HDP, dönüşerek bugünlere gelen Kürt meselesinin ürettiği bir siyasi parti mi, yoksa tarihle ve zamanla kavga ederek dönüşüme ve değişime direnen PKK’nın ürettiği bir unsur mu? Bu suale dair kafa yormadan yapılacak her HDP analizi ya da bugünlerde gündemi meşgul eden dokunulmazlıklar tartışması, konjonktürel bir değerlendirme olmanın ötesine geçemeyecektir. HDP’yi milyonlarca seçmenden aldığı oylarla Meclis’te temsil edilen bir siyasi parti olarak tarif etmek mümkün olsaydı, yukarıdaki sorgulamanın da bir anlamı olmazdı. Aynı şekilde böylesi bir tarif, yaşanan dokunulmazlık tartışmasının da büyük ölçüde farklı veya anlamsız olmasına yol açabilirdi. Maalesef durum bu değil.
HDP’yi oluşturan kabaca üç bileşen var. Birincisi, Kürt meselesinin ortaya çıkardığı maliyetin sosyolojik bir sermayeye dönüşmesi. İkincisi, PKK’nın varlığı. Üçüncüsü ise her birisi müstakil siyasi hikâyesini hitama erdirmek yerine, HDP üzerinden Kürtlere musallat olmanın yolunu bulan sol-liberal cemaatler, isimler veya kesimler. Birinci ve ana taşıyıcı olan bileşenin sahici tabiatına karşın, diğer iki bileşenin büyük bir kısır döngü içerisinde kurgulanmış bir dünyada yaşadığını tespit etmek gerekiyor.

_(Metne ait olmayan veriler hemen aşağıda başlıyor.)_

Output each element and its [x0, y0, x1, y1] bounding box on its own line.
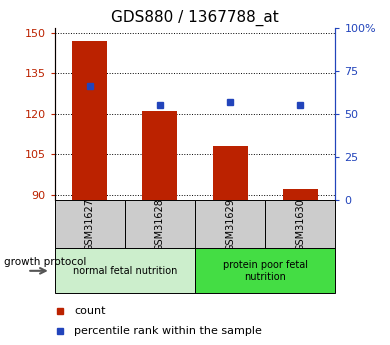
Bar [142, 111, 177, 200]
Text: protein poor fetal
nutrition: protein poor fetal nutrition [223, 260, 308, 282]
Bar [55, 200, 125, 248]
Bar [72, 41, 107, 200]
Text: growth protocol: growth protocol [4, 257, 86, 267]
Text: GSM31629: GSM31629 [225, 198, 235, 251]
Title: GDS880 / 1367788_at: GDS880 / 1367788_at [111, 10, 279, 26]
Bar [283, 189, 318, 200]
Text: count: count [74, 306, 106, 315]
Bar [125, 200, 195, 248]
Bar [265, 200, 335, 248]
Text: GSM31627: GSM31627 [85, 198, 95, 251]
Bar [195, 200, 265, 248]
Text: GSM31630: GSM31630 [295, 198, 305, 250]
Text: normal fetal nutrition: normal fetal nutrition [73, 266, 177, 276]
Bar [213, 146, 248, 200]
Bar [195, 248, 335, 293]
Text: GSM31628: GSM31628 [155, 198, 165, 251]
Text: percentile rank within the sample: percentile rank within the sample [74, 326, 262, 336]
Bar [55, 248, 195, 293]
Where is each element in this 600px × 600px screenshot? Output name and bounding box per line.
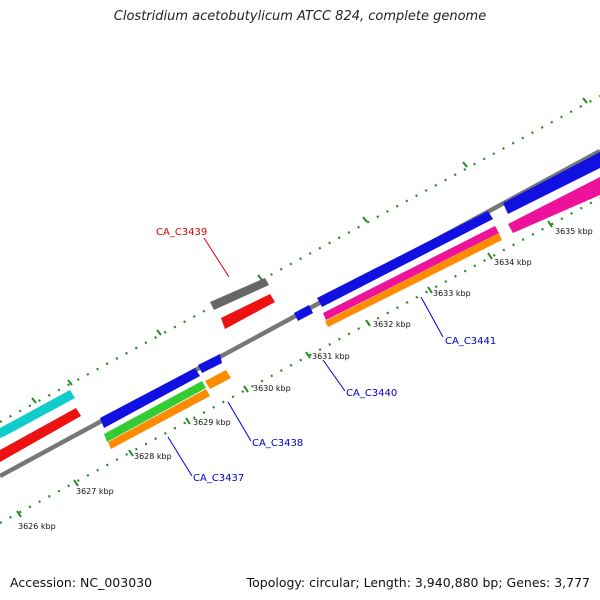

Bu durum, hem dillerine hem de siyasal muhayyilelerine olabilecek en tutarsız şekilde yansıyor. Her iki bileşen de ağır bir siyasal eş-zamanlama krizi yaşarken, Kürtlerle ve Türkiye ile konuşabilecek, inşacı bir siyaset ortaya koyabilecek durumda değiller. Kürtlerin üçüncü bileşene dair fazlaca bir fikri de yok zaten. PKK paketinin ‘bonusu’ olarak karşılarında buldukları bu unsuru anlıyorlarsa tahammül ediyorlar, anlamıyorlarsa idare etme yolunu tercih ediyorlar.
Kürtlerin geride kalan süreçte HDP ve PKK’dan ve aynı şekilde devletten bekledikleri helalleşme ve normalleşme süreciydi. Bunun anlamı, elbette vesayet rejiminin ürettiği sorunların ve anti-demokratik uygulamaların ortadan kalkmasıydı. Bu fırsat ilk kez AK Parti ile yakalandı. Kürtler açısından adeta bir ‘konkordato’ olarak okunan bu süreçte, 1990’lı yıllarda artık tefessüh haline ulaşan vesayet rejimi, ‘Erdoğan eliyle’ yeni bir konsolidasyona tâbi tutulabildi. Ancak benzer bir durum PKK dünyasının yaşadığı iflasa rağmen, siyasal konkordatoyu bile kabul
etmemesiyle sorunun dönüşüp devam etmesine yol açtı. Bu dönüşüm Kürtlerin içerisinden değil, PKK içerisinden HDP’nin doğması ve şekillenmesine sebep oldu.
Dolayısıyla, yukarıdaki sorunun cevabının PKK olduğu tespiti yapılırsa, HDP’ye dair süregelen tartışmaların da siyasal mevsim etkilerinden arındırılmış bir şekilde yapılmasının zemini ortaya çıkabilir. Çünkü HDP - projesi - için 7 Haziran öncesinden ülke içinde ve dışında başlatılan ve oluşturulan siyasal iklim, HDP’nin hukuki dokunulmazlığını aşan bir dokunulmazlığın inşa edilmesini sağladı.
Türkiye içerisinde ve dışarıda oluşturulan dokunulmazlık zırhı, PKK terörü ile ortadan kaldırıldı. Bu zırhın kalkmasıyla, HDP’nin PKK açısından takas değeri tamamen, kullanım değeri ise ciddi anlamda buharlaşmış oldu. Hâl bu olunca, HDP’nin geriye kalan hukuki zırhının PKK açısından fazlaca bir değeri bulunmuyor. Tam da bu yüzden, HDP için siyasal intihar eylem(ler)i olarak okunan çıkış ve tavırları görmeyi başladık. Böylece, medyatik köpürtme eşliğinde ‘Türkiyelileşme Projesi’nden, küçük bir ilçedeki birkaç mahalleye sıkışan akıl zuhur etti.
Bu bağlamda, dokunulmazlık tartışması da yukarıdaki kapsamda yürüyor. PKK’nın ‘devrimci halk savaşı ütopyasının’ oluşturduğu ağır maliyetle, dokunulmazlıkların kaldırılmasının neticeleri arasında bir değerlendirmeyi en başta Kürtler yapacaklardır. Bu değerlendirmenin ana ekseni ise Kürtlerin PKK’nın ürettiği bir HDP’den, kendilerinin oy verdiği bir siyasi temsile geçiş arzusu olacaktır.
7 Haziran’dan 1 Kasım’a üstün körü yapılan bu değerlendirme, orta ve uzun vadede çok daha sıhhatli bir şekilde yapılacaktır. Aksi bir değerlendirme, PKK ve HDP’nin ‘barışın savaşla mümkün olduğu’ çılgın tezinin kabul edilmesi anlamına geliyor.